Container of Souls

Hospital said slowly is a soft hiss spitting, air whispered, thin & forced
from a filled container. We are falling into the darkened parking lot, waiting

room—from a long distance, it seems—although it is just across town,
over the empty train tracks & quiet river bridge. Time drips differently here—

thick & solitary. We all need somewhere to go & some of us come here:
teenage girl with deep red scratches on her neck who reminds me of Jess.

Slight man with braids—draped in white cotton—leg tapping, a metronome.
He could be the boy I taught in kindergarten who did not want to grow up.
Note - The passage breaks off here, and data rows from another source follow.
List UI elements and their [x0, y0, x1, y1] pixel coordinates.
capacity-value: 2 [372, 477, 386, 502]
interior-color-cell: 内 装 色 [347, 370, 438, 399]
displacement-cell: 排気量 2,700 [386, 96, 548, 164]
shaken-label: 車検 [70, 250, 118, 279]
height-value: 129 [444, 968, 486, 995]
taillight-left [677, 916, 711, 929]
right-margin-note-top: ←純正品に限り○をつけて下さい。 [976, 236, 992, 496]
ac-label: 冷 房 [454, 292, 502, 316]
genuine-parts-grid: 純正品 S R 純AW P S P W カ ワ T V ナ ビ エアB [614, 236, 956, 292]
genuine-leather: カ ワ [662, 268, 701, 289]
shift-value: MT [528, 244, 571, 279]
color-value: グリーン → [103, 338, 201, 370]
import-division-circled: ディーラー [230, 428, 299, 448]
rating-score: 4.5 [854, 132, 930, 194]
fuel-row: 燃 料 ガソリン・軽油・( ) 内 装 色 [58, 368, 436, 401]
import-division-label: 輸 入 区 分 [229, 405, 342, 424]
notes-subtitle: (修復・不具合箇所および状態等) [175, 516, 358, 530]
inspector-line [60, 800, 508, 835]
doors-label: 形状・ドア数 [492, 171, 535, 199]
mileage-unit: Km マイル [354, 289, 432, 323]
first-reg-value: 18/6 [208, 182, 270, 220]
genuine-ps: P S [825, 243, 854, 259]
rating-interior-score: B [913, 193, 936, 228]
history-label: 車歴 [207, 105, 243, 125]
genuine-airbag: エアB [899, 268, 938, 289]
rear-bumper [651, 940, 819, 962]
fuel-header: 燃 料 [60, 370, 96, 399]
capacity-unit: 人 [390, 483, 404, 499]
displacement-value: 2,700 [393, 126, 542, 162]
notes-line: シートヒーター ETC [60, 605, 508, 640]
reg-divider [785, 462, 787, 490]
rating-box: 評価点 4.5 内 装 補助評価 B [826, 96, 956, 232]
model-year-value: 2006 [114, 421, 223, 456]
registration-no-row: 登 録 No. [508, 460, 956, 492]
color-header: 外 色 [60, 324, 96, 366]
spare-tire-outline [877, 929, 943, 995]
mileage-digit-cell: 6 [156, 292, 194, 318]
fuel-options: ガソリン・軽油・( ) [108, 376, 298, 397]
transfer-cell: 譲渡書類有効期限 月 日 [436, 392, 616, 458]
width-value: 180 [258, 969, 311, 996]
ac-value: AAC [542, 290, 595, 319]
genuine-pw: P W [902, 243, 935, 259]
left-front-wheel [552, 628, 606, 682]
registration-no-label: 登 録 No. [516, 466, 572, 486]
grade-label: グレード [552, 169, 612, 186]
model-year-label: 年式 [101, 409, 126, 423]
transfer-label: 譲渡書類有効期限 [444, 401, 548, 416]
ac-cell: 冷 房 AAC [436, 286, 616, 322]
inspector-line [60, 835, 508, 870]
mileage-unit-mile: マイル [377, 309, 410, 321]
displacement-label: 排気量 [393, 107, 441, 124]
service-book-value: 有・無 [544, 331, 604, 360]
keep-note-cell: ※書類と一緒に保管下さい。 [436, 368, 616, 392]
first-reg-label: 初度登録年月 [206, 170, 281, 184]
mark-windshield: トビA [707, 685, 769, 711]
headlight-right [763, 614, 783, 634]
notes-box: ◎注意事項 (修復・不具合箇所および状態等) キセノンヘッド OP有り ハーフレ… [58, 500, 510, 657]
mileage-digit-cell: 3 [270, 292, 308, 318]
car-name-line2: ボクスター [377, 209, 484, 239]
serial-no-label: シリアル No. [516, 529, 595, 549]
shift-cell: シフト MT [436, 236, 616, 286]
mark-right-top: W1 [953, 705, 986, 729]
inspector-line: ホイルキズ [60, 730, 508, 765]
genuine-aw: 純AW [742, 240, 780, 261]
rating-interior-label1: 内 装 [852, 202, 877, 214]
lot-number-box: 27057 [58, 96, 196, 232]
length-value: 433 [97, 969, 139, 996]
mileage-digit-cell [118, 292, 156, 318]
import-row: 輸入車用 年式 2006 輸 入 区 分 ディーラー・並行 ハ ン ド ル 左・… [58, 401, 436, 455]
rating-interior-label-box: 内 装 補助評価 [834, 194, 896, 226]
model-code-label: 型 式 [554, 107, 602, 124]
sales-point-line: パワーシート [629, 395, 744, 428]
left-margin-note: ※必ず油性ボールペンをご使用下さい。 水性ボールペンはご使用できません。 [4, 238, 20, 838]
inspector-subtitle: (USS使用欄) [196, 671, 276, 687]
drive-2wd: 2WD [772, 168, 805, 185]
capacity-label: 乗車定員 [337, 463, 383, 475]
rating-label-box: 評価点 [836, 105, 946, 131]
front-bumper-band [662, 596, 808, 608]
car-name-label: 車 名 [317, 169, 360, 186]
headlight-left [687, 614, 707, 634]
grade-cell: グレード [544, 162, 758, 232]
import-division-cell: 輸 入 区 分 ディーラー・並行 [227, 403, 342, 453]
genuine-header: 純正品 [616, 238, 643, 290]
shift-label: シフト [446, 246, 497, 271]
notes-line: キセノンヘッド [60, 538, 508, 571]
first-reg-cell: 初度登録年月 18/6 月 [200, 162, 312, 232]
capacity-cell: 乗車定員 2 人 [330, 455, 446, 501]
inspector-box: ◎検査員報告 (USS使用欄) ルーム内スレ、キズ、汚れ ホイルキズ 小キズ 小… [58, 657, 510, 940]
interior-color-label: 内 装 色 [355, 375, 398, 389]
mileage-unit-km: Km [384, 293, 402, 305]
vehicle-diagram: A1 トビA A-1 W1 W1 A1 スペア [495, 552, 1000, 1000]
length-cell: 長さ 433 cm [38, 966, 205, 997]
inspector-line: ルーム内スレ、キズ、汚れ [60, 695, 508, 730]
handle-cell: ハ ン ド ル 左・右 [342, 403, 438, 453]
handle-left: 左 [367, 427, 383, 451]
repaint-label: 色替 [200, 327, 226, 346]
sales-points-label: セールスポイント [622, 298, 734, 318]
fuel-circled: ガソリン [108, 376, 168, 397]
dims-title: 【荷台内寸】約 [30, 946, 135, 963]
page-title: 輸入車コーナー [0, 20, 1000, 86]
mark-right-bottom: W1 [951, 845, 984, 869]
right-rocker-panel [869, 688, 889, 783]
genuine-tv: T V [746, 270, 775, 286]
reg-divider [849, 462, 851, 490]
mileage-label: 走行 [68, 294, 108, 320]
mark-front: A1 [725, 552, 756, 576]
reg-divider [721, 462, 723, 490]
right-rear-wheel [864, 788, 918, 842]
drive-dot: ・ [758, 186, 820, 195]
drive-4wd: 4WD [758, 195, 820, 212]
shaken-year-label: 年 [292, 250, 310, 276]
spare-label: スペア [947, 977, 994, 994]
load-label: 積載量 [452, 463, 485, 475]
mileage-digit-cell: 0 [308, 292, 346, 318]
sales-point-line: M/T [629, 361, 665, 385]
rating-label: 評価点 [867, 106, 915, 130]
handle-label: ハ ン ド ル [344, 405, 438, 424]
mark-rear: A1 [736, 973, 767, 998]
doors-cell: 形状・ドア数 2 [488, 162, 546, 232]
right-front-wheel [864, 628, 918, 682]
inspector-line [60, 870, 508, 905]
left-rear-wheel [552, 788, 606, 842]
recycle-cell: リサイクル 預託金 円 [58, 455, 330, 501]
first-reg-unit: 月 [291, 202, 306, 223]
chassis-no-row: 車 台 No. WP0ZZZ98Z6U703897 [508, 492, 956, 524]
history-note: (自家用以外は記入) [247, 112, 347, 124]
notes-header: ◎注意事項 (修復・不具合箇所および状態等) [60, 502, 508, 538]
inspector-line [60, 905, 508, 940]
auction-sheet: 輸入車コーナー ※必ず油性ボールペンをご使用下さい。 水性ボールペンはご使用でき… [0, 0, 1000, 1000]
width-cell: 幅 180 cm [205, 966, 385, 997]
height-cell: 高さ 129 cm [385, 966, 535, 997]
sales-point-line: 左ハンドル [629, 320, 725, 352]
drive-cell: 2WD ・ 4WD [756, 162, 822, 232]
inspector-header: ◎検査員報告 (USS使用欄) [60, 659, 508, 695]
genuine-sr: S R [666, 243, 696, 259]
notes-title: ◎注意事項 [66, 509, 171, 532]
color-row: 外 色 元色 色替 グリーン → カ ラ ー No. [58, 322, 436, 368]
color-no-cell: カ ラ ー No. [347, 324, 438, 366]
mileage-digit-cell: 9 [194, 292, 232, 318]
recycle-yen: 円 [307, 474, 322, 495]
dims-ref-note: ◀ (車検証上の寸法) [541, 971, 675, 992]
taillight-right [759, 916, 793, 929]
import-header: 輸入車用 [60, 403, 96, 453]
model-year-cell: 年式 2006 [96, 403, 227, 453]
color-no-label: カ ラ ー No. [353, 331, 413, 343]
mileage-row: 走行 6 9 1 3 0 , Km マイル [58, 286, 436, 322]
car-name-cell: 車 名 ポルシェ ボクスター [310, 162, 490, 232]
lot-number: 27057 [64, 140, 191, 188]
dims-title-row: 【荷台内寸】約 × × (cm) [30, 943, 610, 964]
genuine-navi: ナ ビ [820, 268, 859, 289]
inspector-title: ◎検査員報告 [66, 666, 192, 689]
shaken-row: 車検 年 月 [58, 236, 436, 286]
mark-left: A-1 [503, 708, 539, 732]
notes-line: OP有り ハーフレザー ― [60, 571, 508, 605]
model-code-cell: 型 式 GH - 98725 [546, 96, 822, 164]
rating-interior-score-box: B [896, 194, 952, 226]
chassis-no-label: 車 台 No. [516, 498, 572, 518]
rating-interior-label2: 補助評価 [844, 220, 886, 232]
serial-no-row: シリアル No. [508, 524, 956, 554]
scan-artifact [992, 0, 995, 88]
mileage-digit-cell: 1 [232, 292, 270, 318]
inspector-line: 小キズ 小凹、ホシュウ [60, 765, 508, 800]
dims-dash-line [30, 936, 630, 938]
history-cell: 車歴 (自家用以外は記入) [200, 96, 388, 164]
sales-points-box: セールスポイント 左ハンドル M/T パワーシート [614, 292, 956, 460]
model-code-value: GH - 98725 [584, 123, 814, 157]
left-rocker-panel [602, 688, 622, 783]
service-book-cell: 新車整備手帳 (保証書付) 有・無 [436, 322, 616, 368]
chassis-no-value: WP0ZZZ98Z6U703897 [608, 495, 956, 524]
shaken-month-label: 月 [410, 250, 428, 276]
My mother scrunches her face up sour as June apples saying something
is not right, a blue cloud seeping into her brain. Bows her head as in prayer

lacing her veiny hands. The river of my mother’s life flows past us
slumped in these waiting room chairs. An east wind is coming up,

she says. Cold, it will be cold when we get back outside. How fluorescent
our faces, unreal in this vinyl ether world. Here, we say, we have come here

looking for a path. Give us back what we have lost—in the sanitary chapel
of the emergency room. Frost settles over the soccer field across the highway.

I am aware that all the young leave, but then they must find their way. Here,
my mother tells her story, and when I repeat it, she says she does not know

if what I say comes from the heart. She needs the doctor from the ninth floor
to sit with her. Confirm her sadness like a priest confirms sin. Stillness

settling over the white building as the patients move toward their cars, or beds.
The river calling across the night asphalt, rooks & owls folding into trees.